L’école exerce-t-elle une autorité abusive sur les familles les plus fragiles ?
Réflexions autour de l’ouvrage L’égale dignité des invisibles. Quand les sans-voix parlent de l’école.

« Pour rentrer dans les apprentissages, un enfant a besoin d’être en sécurité, de sentir que son environnement personnel et l’école avancent dans la même direction. La relation parents-enseignants est à cet égard absolument essentielle. Si l’enfant entend un langage très différent à l’école de celui qu’il entend à la maison, s’il vit des réalités tellement différentes qu’il ne voit aucun lien entre l’école et sa famille, il est pris dans un conflit de loyauté. Face à un choix impossible, il ne veut pas trahir sa famille et son milieu et, de façon inconsciente, il bloque la possibilité de rentrer dans les apprentissages. »

Marie-Aleth Grard

 

La relation entre famille et école est loin d’être uniforme. Elle peut prendre le visage de la connivence lorsque l’enfant s’y épanouit et que culture scolaire et culture familiale se répondent en écho. Elle peut cependant se vivre dans le conflit et l’hostilité quand elle vire à l’incompréhension et aux reproches mutuels.

Si école et famille constituent sans conteste deux autorités pour l’enfant, elles n’endossent pas le même rôle symbolique pour sa réussite sociale et professionnelle. L’école représente pour beaucoup de parents un espoir. De ce fait, lorsque le conflit surgit, il se teinte de douleur. Car de l’issue de ce conflit dépendra souvent la trajectoire future de l’enfant.

Autorité sur l’enfant, autorité sur la famille
Le rapport à l’institution scolaire des familles qui vivent dans la grande pauvreté vient souligner d’une façon particulièrement cuisante cet enjeu majeur des relations entre autorités éducatives. Et c’est une des grandes forces de l’ouvrage dirigé par Marie-Aleth Grard de mettre en lumière la dynamique douloureuse de leur relation à l’école.

L’autorité que l’école exerce sur les enfants s’exerce également sur les familles. Certes, pas toutes. Car l’école n’a que peu de choses à reprocher aux parents dont les enfants obtiennent de bonnes notes, arrivent le matin avec les devoirs faits, écoutent en classe, n’adoptent pas de comportements violents ou déplacés, etc. Mais quand ce n’est pas le cas ?

Alors, elle convoque les parents, leur laisse entendre qu’ils n’ont pas su imposer un cadre, qu’ils ne sont pas en mesure d’aider leur enfant à réussir, qu’elle sait mieux qu’eux ce qu’il lui convient, etc. En tout cas, c’est ainsi que les parents qui témoignent dans ce livre, la plupart militants Quart Monde, le ressentent bien souvent.

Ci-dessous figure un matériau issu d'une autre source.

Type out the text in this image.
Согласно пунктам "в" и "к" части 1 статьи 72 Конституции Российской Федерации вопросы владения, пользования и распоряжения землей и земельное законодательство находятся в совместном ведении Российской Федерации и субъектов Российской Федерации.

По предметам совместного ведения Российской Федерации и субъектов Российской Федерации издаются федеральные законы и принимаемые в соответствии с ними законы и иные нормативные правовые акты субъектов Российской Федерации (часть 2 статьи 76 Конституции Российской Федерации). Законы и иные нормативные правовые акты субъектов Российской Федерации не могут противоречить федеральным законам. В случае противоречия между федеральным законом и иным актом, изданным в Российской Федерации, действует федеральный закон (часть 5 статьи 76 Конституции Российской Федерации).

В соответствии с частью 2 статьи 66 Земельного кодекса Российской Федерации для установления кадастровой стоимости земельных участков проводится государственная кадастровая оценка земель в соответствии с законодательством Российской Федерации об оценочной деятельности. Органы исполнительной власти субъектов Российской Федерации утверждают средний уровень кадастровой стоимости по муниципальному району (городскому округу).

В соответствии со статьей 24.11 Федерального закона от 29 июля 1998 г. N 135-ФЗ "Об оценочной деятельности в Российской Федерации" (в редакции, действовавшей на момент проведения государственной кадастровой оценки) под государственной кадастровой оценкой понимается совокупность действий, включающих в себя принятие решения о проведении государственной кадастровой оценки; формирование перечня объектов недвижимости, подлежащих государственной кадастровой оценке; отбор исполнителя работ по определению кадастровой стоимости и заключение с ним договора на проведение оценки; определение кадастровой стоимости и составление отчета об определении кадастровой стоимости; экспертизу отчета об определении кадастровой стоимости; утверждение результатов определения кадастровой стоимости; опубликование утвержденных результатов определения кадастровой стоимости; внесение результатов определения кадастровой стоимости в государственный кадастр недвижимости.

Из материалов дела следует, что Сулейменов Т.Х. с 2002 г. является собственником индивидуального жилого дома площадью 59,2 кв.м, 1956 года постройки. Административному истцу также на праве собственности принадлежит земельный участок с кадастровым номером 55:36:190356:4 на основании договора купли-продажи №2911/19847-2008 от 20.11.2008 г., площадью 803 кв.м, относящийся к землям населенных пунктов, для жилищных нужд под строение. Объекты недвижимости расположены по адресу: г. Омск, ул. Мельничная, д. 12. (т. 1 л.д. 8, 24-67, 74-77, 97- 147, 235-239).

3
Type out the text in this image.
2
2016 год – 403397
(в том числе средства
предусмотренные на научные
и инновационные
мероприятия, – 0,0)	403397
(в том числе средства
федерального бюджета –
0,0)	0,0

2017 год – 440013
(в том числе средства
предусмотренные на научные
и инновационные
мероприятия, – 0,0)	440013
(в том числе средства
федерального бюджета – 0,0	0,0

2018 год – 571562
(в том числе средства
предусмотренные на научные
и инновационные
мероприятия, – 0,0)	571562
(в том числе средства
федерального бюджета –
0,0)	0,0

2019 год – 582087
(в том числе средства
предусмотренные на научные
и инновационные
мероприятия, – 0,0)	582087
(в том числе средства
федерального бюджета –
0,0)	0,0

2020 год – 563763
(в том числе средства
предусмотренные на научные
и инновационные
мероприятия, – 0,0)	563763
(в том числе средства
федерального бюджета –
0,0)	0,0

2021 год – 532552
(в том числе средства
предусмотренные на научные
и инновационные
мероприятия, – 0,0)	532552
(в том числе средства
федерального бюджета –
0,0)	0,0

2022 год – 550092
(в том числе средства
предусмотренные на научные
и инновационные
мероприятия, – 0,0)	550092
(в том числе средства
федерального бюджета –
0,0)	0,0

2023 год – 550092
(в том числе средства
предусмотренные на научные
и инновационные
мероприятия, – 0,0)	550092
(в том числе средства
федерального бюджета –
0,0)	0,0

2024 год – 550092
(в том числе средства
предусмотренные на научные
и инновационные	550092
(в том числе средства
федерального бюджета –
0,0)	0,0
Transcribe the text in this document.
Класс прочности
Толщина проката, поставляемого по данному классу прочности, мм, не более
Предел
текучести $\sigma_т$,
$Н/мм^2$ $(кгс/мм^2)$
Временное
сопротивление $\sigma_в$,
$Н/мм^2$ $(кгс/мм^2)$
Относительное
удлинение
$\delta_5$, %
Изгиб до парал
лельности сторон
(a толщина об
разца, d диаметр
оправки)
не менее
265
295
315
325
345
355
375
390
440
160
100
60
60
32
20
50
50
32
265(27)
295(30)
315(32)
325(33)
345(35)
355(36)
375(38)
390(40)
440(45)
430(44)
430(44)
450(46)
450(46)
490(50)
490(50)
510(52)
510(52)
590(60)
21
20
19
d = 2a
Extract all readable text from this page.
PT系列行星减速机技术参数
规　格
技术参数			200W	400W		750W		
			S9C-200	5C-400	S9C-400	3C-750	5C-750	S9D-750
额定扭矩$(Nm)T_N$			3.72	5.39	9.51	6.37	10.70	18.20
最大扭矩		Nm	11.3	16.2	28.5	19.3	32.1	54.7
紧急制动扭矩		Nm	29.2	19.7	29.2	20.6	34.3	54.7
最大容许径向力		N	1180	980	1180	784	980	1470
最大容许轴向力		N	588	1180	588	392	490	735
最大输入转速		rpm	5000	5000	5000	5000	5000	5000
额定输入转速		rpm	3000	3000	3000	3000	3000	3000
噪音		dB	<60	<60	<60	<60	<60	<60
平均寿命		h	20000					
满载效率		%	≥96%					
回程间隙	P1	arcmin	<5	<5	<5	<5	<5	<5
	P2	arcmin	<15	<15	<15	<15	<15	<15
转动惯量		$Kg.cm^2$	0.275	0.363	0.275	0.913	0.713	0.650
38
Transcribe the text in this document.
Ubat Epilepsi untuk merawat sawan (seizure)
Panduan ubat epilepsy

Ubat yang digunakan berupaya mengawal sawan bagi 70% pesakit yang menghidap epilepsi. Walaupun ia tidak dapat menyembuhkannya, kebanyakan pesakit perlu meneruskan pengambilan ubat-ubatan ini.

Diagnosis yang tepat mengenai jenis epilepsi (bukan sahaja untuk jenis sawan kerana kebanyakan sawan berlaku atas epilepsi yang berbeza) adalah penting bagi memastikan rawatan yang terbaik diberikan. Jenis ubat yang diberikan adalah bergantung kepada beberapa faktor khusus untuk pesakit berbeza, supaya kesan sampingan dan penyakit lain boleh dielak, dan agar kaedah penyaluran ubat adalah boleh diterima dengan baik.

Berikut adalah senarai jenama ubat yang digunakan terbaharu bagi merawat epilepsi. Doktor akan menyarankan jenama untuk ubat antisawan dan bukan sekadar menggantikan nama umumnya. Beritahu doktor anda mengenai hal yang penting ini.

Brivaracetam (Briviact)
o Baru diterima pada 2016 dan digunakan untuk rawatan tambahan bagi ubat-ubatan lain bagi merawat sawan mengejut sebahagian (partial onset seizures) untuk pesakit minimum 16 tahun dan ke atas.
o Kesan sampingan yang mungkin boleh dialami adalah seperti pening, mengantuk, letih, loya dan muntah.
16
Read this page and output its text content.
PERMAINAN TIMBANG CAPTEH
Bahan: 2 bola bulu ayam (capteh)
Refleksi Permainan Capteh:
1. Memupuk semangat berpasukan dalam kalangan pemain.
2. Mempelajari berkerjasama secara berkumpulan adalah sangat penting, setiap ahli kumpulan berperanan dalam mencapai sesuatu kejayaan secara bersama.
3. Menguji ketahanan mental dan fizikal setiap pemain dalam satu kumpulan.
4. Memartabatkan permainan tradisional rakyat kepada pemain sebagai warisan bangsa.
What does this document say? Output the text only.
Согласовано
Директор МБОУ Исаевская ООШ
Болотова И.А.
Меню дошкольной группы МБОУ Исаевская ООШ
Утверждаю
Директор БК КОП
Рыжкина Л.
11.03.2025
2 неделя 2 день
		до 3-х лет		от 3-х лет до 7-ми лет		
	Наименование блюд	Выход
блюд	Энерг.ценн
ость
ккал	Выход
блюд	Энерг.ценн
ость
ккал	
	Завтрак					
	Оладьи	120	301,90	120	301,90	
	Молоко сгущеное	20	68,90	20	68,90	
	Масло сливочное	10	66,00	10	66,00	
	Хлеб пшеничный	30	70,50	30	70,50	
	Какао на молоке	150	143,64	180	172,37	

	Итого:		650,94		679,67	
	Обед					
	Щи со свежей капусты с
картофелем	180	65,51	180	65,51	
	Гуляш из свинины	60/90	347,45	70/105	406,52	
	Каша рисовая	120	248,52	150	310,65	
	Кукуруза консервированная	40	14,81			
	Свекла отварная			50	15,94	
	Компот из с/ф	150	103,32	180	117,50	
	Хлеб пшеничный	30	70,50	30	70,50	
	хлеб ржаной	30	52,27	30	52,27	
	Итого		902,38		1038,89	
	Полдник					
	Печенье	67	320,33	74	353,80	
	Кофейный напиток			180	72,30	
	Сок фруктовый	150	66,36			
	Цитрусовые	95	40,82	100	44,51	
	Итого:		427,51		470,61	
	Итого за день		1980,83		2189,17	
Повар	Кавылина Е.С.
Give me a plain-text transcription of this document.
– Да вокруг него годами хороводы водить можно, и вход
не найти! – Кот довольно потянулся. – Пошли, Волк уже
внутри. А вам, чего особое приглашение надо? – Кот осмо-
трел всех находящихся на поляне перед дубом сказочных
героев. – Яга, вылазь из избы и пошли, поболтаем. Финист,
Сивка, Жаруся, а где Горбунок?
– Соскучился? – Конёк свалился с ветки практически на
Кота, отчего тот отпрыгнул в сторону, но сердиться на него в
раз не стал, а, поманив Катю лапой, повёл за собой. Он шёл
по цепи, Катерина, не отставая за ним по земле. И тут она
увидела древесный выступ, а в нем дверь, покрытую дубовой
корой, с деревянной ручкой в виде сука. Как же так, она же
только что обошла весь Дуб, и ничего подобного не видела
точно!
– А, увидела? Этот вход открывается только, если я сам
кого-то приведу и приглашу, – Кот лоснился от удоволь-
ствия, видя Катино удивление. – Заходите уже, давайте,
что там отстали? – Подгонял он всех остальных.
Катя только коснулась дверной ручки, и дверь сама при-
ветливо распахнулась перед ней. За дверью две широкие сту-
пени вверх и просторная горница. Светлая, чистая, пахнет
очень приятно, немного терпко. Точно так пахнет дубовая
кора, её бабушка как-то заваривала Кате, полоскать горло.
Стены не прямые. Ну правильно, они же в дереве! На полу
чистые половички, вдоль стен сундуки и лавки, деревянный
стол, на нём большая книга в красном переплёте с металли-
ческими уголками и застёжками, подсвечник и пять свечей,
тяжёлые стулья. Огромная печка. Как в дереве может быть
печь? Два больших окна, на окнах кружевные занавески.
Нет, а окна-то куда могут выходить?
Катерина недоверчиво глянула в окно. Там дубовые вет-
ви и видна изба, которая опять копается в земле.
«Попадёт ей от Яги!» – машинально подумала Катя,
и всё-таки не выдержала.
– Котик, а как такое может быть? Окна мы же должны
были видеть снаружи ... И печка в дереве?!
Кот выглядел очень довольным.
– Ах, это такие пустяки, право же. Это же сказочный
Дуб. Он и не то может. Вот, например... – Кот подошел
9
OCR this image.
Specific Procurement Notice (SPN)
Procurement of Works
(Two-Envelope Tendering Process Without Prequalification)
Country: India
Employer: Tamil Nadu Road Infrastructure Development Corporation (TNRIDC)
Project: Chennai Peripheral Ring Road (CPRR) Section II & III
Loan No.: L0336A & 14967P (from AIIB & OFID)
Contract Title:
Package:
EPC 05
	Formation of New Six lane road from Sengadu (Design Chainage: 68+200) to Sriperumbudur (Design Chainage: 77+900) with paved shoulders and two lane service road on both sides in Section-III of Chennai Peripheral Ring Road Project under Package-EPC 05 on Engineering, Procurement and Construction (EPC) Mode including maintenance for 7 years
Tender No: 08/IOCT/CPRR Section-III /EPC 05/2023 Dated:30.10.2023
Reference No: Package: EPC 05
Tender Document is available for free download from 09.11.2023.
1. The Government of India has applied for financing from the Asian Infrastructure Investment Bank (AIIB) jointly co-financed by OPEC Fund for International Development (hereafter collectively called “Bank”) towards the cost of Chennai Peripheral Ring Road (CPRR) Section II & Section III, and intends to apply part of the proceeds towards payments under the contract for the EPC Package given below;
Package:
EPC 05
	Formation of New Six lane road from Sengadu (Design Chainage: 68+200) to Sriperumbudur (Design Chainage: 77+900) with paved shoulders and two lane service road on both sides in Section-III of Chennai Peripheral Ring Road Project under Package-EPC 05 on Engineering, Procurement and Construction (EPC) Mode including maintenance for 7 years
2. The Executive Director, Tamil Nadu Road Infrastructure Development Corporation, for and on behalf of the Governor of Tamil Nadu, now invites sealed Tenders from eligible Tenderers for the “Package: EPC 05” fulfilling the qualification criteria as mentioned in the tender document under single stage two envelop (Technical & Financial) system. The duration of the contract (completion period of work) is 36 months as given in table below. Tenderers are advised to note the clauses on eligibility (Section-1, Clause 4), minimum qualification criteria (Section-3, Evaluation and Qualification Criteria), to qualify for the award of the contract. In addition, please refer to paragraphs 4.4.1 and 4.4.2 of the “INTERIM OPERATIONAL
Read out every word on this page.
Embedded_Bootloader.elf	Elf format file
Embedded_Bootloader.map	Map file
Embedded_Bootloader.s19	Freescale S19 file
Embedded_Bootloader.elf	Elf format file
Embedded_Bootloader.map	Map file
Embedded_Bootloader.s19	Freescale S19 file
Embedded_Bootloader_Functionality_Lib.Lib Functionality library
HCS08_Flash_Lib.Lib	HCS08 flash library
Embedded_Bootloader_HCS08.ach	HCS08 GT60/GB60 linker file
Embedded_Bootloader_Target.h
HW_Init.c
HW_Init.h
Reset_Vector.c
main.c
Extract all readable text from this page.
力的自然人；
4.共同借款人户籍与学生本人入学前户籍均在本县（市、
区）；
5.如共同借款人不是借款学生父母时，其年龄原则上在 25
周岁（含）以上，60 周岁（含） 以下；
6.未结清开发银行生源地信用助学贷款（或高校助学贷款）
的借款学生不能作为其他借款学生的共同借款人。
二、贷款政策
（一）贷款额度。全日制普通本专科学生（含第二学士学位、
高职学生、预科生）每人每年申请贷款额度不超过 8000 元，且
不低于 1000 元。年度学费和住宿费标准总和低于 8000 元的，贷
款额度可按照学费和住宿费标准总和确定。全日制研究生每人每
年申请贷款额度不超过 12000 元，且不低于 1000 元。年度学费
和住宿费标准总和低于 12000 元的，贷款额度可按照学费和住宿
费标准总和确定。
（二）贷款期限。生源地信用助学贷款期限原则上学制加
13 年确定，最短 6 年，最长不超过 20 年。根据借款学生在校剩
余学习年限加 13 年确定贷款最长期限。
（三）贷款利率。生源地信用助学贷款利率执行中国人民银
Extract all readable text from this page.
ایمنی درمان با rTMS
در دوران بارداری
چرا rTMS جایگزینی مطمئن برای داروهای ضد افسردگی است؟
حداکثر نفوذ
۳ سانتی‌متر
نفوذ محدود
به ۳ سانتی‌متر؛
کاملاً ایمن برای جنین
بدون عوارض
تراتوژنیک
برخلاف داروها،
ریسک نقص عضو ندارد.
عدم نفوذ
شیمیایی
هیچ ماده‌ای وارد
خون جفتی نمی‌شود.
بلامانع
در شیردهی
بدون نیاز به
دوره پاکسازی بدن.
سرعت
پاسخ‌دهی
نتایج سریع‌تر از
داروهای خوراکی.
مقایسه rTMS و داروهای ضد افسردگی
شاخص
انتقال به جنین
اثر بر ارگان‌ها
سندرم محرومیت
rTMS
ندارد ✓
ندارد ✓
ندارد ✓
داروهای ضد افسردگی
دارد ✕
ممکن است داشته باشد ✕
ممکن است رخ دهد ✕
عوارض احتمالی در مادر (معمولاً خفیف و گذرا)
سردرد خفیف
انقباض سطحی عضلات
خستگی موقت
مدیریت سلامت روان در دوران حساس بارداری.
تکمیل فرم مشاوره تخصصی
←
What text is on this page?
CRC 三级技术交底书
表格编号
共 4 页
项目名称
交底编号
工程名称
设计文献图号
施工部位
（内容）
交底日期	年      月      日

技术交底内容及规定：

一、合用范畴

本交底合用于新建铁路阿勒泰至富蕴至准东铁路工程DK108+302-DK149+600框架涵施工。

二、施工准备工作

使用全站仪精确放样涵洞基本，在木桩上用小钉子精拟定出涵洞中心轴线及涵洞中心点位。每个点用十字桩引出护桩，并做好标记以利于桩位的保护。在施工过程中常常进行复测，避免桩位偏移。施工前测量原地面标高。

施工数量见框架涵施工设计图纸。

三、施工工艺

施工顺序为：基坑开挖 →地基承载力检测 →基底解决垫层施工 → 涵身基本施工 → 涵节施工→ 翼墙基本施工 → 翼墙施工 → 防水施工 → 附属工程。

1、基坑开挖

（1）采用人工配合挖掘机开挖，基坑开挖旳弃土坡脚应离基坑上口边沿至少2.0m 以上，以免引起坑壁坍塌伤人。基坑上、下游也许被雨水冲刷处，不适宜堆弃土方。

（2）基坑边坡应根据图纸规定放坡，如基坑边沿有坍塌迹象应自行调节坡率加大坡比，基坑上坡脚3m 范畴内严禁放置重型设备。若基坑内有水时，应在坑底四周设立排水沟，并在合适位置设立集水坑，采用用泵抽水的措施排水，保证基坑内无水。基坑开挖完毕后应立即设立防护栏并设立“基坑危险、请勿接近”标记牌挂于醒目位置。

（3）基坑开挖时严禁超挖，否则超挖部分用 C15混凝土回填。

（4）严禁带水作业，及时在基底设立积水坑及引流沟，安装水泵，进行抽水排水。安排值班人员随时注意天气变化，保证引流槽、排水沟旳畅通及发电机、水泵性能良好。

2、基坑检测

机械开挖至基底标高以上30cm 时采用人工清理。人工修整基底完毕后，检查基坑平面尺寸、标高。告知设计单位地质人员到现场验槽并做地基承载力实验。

Or cette perception s’inscrit dans une dynamique complexe des relations qu’ils ont eux-mêmes tissées avec l’institution scolaire en tant qu’enfants. Ces parents qui se sentent victimes d’abus d’autorité de la part de l’école relatent souvent en premier lieu de tels abus vécus dans l’enfance.

Souvenirs aigus de violences pédagogiques ordinaires
Nombre d’entre eux gardent des souvenirs douloureux du comportement de certains professeurs. Moqueries, manque d’attention, défaut d’assistance, les abus dont ils estiment avoir été victimes ont contribué à faire naître une défiance durable envers l’institution.

Franck, issu de la communauté des gens du voyage, subissait régulièrement des agressions de la part de ses camarades et n’a pas trouvé auprès des adultes le soutien qu’il aurait pu espérer : « Quand mes camarades m’injuriaient, les profs ne réagissaient pas. »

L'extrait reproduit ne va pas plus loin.